I can't just display the password field as its an MD5 hash, so what would be the best approach here? Obviously I can't decode it so I wondered how you dealt with something like this?
Yeah. I mean we can view our members passwords here at PHPFreaks, but we don't because it is never needed.......


April Fools!  Hmm.....not april! Damn!  Oh well.  The point is, don't do it. Because some people use one password for EVERYTHING
[quote author=steelmanronald06 link=topic=117581.msg480844#msg480844 date=1165538527]
Or just not MD5 your password, which is highly ill advised.
[/quote]
I suspect this might be some sort of twisted sarcasm, but if it isn't, would you care to explain why it's a good idea to store passwords in plain text?
[quote author=Albright link=topic=117581.msg485135#msg485135 date=1166141029]
[quote author=steelmanronald06 link=topic=117581.msg480844#msg480844 date=1165538527]
Or just not MD5 your password, which is highly ill advised.
[/quote]
I suspect this might be some sort of twisted sarcasm, but if it isn't, would you care to explain why it's a good idea to store passwords in plain text?
[/quote]He said that it was ill advised, meaning he's saying its a bad thing to do.
[quote author=Daniel0 link=topic=117581.msg485297#msg485297 date=1166166677]
Take a look at [url=http://php.net/mcrypt]mcrypt[/url]
[/quote]

Mcrypt has decryptable algorithms, not hashes. For passwords use hashes.

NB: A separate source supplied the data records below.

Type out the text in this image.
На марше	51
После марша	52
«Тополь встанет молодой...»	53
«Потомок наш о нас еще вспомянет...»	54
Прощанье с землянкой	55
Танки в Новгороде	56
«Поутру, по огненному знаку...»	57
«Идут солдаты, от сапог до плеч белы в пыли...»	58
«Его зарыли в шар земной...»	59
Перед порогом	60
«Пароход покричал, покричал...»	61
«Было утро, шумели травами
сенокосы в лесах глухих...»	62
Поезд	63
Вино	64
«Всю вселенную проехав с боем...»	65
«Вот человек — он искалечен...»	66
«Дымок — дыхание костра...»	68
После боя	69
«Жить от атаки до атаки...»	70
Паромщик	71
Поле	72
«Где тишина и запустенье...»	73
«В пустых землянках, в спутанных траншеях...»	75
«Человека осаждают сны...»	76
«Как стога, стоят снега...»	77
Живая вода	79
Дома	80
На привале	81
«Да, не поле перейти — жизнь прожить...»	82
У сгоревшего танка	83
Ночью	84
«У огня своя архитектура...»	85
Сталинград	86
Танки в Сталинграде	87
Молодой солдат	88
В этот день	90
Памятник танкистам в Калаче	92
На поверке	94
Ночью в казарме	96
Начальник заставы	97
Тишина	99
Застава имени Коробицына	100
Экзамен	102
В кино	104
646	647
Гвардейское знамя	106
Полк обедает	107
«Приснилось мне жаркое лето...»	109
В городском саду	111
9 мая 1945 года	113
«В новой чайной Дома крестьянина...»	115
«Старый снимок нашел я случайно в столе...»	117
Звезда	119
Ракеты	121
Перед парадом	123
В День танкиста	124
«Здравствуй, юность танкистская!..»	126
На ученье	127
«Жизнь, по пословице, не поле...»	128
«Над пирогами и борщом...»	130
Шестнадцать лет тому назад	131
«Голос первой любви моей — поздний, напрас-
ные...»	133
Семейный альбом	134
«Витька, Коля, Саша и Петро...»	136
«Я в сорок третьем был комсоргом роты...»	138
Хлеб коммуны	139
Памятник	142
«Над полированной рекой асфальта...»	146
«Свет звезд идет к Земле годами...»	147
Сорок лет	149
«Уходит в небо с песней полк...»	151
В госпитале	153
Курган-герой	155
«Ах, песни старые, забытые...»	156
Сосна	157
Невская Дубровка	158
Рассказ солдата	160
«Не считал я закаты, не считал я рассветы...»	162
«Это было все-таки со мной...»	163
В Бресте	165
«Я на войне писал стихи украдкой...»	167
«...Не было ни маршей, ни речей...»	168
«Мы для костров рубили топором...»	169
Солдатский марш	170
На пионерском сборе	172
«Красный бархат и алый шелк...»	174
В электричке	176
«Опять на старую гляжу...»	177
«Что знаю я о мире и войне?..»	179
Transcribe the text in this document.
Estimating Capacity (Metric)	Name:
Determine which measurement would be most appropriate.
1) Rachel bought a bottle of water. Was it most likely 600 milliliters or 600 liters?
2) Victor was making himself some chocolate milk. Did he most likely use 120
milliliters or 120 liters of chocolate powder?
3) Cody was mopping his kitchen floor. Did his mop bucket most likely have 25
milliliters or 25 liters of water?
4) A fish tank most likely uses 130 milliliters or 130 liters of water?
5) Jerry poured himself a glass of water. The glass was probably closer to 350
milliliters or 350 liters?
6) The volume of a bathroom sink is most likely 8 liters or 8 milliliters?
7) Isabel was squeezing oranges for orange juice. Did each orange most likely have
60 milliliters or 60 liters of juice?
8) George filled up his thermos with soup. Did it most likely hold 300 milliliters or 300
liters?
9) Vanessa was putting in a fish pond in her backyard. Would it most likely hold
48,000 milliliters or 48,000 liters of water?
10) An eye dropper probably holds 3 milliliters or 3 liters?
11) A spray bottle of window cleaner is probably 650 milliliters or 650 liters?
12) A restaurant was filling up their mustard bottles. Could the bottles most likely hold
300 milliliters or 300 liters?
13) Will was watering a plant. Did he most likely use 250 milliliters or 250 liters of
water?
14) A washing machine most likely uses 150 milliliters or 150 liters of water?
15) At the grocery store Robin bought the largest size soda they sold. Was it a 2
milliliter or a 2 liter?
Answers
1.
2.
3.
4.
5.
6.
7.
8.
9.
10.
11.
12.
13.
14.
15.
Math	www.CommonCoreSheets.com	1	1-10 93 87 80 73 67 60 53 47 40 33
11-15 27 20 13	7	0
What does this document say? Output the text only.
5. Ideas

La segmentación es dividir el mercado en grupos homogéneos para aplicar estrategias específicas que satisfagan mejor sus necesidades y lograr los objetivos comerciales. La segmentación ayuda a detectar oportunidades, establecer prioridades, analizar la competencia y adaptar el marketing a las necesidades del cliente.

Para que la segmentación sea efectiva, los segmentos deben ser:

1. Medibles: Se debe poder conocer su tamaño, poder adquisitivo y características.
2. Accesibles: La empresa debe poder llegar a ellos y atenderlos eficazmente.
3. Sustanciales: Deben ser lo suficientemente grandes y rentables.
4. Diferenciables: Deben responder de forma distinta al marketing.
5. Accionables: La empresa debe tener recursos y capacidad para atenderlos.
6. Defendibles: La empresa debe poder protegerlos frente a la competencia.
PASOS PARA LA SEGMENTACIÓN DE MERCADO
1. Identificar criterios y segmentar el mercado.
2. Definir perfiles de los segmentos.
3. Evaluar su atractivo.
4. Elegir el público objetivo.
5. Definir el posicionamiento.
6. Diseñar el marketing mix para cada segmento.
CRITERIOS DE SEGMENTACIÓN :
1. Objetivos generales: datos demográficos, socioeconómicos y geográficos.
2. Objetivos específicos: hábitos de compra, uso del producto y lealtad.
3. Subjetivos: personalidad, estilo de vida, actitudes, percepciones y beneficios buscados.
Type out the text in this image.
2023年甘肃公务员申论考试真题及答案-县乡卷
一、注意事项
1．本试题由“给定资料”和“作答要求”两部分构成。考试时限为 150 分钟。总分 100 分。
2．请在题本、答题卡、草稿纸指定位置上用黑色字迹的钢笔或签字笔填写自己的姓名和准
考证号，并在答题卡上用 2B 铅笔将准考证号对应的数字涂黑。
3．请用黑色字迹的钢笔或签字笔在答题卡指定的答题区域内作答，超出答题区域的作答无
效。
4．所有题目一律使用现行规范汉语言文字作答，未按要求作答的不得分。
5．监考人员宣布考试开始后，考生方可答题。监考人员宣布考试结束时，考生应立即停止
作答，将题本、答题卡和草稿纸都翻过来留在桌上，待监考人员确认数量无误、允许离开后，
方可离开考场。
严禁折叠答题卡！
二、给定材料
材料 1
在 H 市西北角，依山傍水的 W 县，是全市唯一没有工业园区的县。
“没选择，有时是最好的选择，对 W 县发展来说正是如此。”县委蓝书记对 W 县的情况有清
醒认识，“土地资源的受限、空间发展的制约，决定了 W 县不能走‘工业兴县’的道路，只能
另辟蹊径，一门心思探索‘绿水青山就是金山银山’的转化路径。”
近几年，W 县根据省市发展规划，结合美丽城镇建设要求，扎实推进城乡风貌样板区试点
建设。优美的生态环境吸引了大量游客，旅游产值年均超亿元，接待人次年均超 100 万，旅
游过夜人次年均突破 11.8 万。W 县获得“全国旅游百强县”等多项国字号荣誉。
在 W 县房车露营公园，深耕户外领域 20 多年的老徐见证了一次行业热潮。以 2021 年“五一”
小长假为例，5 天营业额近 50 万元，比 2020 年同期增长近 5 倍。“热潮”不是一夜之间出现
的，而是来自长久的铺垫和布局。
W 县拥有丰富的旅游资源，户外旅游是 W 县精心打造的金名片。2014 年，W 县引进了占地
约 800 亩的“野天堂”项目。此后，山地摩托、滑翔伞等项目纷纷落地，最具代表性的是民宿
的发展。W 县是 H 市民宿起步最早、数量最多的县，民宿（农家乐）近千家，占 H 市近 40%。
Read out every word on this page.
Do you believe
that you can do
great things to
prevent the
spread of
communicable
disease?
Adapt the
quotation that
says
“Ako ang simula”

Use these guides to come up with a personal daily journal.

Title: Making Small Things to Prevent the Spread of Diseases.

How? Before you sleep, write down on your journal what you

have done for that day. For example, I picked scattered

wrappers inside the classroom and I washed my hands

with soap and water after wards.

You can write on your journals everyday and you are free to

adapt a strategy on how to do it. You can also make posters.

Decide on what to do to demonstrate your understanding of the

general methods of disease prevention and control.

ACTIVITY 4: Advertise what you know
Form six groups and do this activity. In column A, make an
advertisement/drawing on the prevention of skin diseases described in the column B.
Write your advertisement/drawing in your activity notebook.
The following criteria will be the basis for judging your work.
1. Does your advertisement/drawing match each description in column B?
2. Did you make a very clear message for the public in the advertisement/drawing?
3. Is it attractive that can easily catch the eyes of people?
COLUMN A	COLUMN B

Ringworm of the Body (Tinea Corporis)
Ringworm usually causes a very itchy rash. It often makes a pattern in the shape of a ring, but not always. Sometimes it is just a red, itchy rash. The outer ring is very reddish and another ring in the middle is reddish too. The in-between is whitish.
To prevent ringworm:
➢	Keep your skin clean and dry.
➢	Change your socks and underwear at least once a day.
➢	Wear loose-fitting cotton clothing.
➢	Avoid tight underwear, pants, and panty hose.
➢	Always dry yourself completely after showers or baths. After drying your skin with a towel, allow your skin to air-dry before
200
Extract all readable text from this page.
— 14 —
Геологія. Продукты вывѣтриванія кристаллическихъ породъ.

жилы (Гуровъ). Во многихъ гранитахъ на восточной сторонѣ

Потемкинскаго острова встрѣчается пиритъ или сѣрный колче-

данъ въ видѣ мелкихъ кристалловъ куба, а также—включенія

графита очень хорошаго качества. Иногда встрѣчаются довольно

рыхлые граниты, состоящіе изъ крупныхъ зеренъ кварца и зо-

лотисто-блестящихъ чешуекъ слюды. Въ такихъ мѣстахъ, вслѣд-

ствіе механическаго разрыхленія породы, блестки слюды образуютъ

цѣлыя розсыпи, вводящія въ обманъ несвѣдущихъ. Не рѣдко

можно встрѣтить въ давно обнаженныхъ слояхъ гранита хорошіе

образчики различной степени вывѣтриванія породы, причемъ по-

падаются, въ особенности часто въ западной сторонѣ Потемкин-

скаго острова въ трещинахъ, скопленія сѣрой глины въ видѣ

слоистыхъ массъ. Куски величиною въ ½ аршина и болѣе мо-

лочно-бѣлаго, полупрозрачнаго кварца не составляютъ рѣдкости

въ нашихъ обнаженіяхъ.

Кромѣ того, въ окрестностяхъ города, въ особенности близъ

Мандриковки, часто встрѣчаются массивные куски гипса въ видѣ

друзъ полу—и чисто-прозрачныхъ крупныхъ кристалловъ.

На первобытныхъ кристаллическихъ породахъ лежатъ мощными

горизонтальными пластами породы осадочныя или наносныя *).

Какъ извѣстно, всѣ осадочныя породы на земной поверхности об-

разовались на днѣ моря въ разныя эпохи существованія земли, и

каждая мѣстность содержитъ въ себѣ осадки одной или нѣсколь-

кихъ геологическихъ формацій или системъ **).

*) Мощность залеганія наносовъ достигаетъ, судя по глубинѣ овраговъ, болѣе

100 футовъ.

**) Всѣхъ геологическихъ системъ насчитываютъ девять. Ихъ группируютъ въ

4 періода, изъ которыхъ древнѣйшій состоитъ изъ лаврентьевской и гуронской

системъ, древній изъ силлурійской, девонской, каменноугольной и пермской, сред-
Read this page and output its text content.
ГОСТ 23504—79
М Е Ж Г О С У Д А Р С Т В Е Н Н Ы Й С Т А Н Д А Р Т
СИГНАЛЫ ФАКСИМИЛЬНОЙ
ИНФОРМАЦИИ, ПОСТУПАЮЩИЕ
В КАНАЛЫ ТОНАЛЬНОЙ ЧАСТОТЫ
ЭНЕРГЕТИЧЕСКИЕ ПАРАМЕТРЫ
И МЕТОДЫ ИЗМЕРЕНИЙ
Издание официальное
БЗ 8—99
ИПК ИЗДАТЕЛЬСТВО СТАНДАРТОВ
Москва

http://nl2.php.net/manual/en/ref.hash.php
semi- on-topic, if one decided to drop MD5 from their sites and port to a new type of encryption, am i right in thinking that you'd need to prompt the user for a new password that would be encrypted in the new method? or am I missing an easy way?
not necessarily..
[code]<?php

if (sha1($password . $salt) !== $passwordFromDB)
{
    if (md5($password . $salt) !== $passwordFromDB)
    {
        die('password incorrect');
    }
    else
    {
        $passwordFromDB = sha1($password . $salt);
    }
}

echo 'Welcome';

?>[/code]

edit: removed false-false.
I think you want to remove those ! from before sha1 or md5, but yeah, that should work; just transparently re-hash the password if the old hash algorithm shows that it is correct.

One thing to keep in mind is that md5() creates a string of 32 characters, and sha1() creates 40 characters. If you've set up the password field in your database to only hold 32 characters, you should modify it first to fit all 40 characters that a sha1() call will give you.